Global financial markets staged a dramatic turnaround today, with both equities and crude oil seeing sharp reversals following President Trump’s suggestion that the war in the Middle East could be nearing its end. European natural gas prices dropped by a significant 17% amid the President’s efforts to calm energy markets.
However, the optimism was immediately tempered by a defiant announcement from Iran, stating that attacks would continue and negotiations with the United States were entirely ruled out, signaling a stark divergence between diplomatic rhetoric and ongoing military action.
Amidst the volatile geopolitical landscape, Volkswagen AG tempered expectations for 2026, forecasting operating margins to remain under pressure, ranging between 4% and 5.5%. The German automaker cited persistent raw material costs and intense competition as key challenges within the current global environment.

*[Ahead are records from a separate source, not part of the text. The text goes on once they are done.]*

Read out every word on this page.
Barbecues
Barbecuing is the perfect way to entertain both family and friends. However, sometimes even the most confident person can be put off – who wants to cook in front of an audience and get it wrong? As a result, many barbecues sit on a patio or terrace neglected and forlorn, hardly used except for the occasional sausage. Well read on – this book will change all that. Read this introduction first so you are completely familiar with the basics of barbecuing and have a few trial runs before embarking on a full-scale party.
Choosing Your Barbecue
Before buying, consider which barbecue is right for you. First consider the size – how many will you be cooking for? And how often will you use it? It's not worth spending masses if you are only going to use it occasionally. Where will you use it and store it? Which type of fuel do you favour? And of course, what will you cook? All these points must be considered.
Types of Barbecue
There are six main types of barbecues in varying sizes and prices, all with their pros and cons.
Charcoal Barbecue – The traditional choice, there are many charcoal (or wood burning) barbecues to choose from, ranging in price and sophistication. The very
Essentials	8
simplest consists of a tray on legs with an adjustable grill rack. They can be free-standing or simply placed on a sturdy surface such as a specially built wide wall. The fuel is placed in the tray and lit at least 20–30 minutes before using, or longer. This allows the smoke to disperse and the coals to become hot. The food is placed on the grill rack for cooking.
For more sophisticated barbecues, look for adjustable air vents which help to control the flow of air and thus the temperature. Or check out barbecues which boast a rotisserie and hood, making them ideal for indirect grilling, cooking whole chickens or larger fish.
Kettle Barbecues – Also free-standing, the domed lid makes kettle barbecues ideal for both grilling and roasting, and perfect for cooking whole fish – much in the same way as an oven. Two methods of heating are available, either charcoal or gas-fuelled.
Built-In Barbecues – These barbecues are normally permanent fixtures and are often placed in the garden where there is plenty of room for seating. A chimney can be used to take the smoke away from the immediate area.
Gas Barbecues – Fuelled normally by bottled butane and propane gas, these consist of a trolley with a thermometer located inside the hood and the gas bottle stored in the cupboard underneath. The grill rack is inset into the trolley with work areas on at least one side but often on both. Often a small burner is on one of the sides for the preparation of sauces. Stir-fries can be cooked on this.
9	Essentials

Further market stabilization efforts are on the horizon. As expected, the Group of Seven (G7) nations announced their readiness to release strategic oil reserves to calm markets, though no immediate decision was made.

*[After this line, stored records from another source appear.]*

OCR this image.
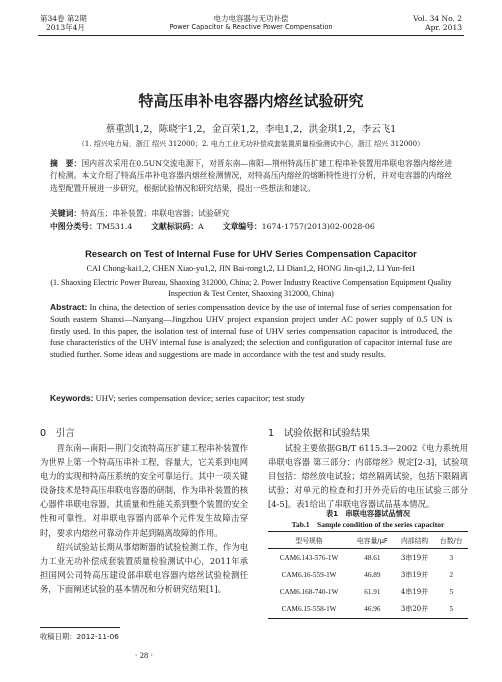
第34卷 第2期
2013年4月
电力电容器与无功补偿
Power Capacitor & Reactive Power Compensation
Vol. 34 No. 2
Apr. 2013
特高压串补电容器内熔丝试验研究
蔡重凯1,2，陈晓宇1,2，金百荣1,2，李电1,2，洪金琪1,2，李云飞1
（1. 绍兴电力局，浙江 绍兴 312000；2. 电力工业无功补偿成套装置质量检验测试中心，浙江 绍兴 312000）
摘　要：国内首次采用在0.5UN交流电源下，对晋东南—南阳—荆州特高压扩建工程串补装置用串联电容器内熔丝进行检测。本文介绍了特高压串补电容器内熔丝检测情况，对特高压内熔丝的熔断特性进行分析，并对电容器的内熔丝选型配置开展进一步研究，根据试验情况和研究结果，提出一些想法和建议。
关键词：特高压；串补装置；串联电容器；试验研究
中图分类号：TM531.4 文献标识码：A 文章编号：1674-1757(2013)02-0028-06
Research on Test of Internal Fuse for UHV Series Compensation Capacitor
CAI Chong-kai1,2, CHEN Xiao-yu1,2, JIN Bai-rong1,2, LI Dian1,2, HONG Jin-qi1,2, LI Yun-fei1
(1. Shaoxing Electric Power Bureau, Shaoxing 312000, China; 2. Power Industry Reactive Compensation Equipment Quality Inspection & Test Center, Shaoxing 312000, China)
Abstract: In china, the detection of series compensation device by the use of internal fuse of series compensation for South eastern Shanxi—Nanyang—Jingzhou UHV project expansion project under AC power supply of 0.5 UN is firstly used. In this paper, the isolation test of internal fuse of UHV series compensation capacitor is introduced, the fuse characteristics of the UHV internal fuse is analyzed; the selection and configuration of capacitor internal fuse are studied further. Some ideas and suggestions are made in accordance with the test and study results.
Keywords: UHV; series compensation device; series capacitor; test study
0　引言

晋东南—南阳—荆门交流特高压扩建工程串补装置作为世界上第一个特高压串补工程，容量大，它关系到电网电力的实现和特高压系统的安全可靠运行。其中一项关键设备技术是特高压串联电容器的研制，作为串补装置的核心器件串联电容器，其质量和性能关系到整个装置的安全性和可靠性。对串联电容器内部单个元件发生故障击穿时，要求内熔丝可靠动作并起到隔离故障的作用。

绍兴试验站长期从事熔断器的试验检测工作，作为电力工业无功补偿成套装置质量检验测试中心，2011年承担国网公司特高压建设部串联电容器内熔丝试验检测任务，下面阐述试验的基本情况和分析研究结果[1]。

1　试验依据和试验结果

试验主要依据GB/T 6115.3—2002《电力系统用串联电容器 第三部分：内部熔丝》规定[2-3]，试验项目包括：熔丝放电试验；熔丝隔离试验，包括下限隔离试验；对单元的检查和打开外壳后的电压试验三部分[4-5]。表1给出了串联电容器试品基本情况。

表1　串联电容器试品情况
Tab.1　Sample condition of the series capacitor
型号规格	电容量/μF	内部结构	台数/台
CAM6.143-576-1W	48.61	3串19并	3
CAM6.16-559-1W	46.89	3串19并	2
CAM6.168-740-1W	61.91	4串19并	5
CAM6.15-558-1W	46.96	3串20并	5
收稿日期：2012-11-06
· 28 ·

Economic data from China showed robust growth, with exports soaring 21.8% year-over-year in February. Trade with the European Union saw a substantial 28% increase, while exports to the United States declined by 11%, indicating a significant shift in China’s trade focus.

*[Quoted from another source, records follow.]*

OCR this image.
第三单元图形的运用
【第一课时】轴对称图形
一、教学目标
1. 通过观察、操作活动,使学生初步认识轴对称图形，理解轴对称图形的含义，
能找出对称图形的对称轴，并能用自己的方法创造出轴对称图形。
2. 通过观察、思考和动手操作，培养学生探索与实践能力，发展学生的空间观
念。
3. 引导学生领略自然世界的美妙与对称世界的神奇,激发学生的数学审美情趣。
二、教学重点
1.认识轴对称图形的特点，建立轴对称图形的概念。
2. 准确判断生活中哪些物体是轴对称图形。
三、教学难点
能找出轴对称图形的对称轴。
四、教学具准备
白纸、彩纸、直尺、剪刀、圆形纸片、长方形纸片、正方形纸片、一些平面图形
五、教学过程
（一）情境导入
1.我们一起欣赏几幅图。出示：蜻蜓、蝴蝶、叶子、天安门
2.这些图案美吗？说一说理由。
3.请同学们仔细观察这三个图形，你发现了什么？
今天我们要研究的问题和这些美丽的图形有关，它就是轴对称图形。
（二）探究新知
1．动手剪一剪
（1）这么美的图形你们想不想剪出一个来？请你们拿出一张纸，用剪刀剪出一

On the equities front, European and Asian markets rallied, both up an average of 2%, reflecting investor hopes for de-escalation. U.S. futures pointed to a 0.5% gain at the open, building on a 1% surge in the previous session. Brent crude oil, after its recent spike, fell sharply by 10%, settling back below $90 a barrel. The U.S. dollar weakened slightly against its major peers, while gold gained 2%, trading near $2,000 an ounce.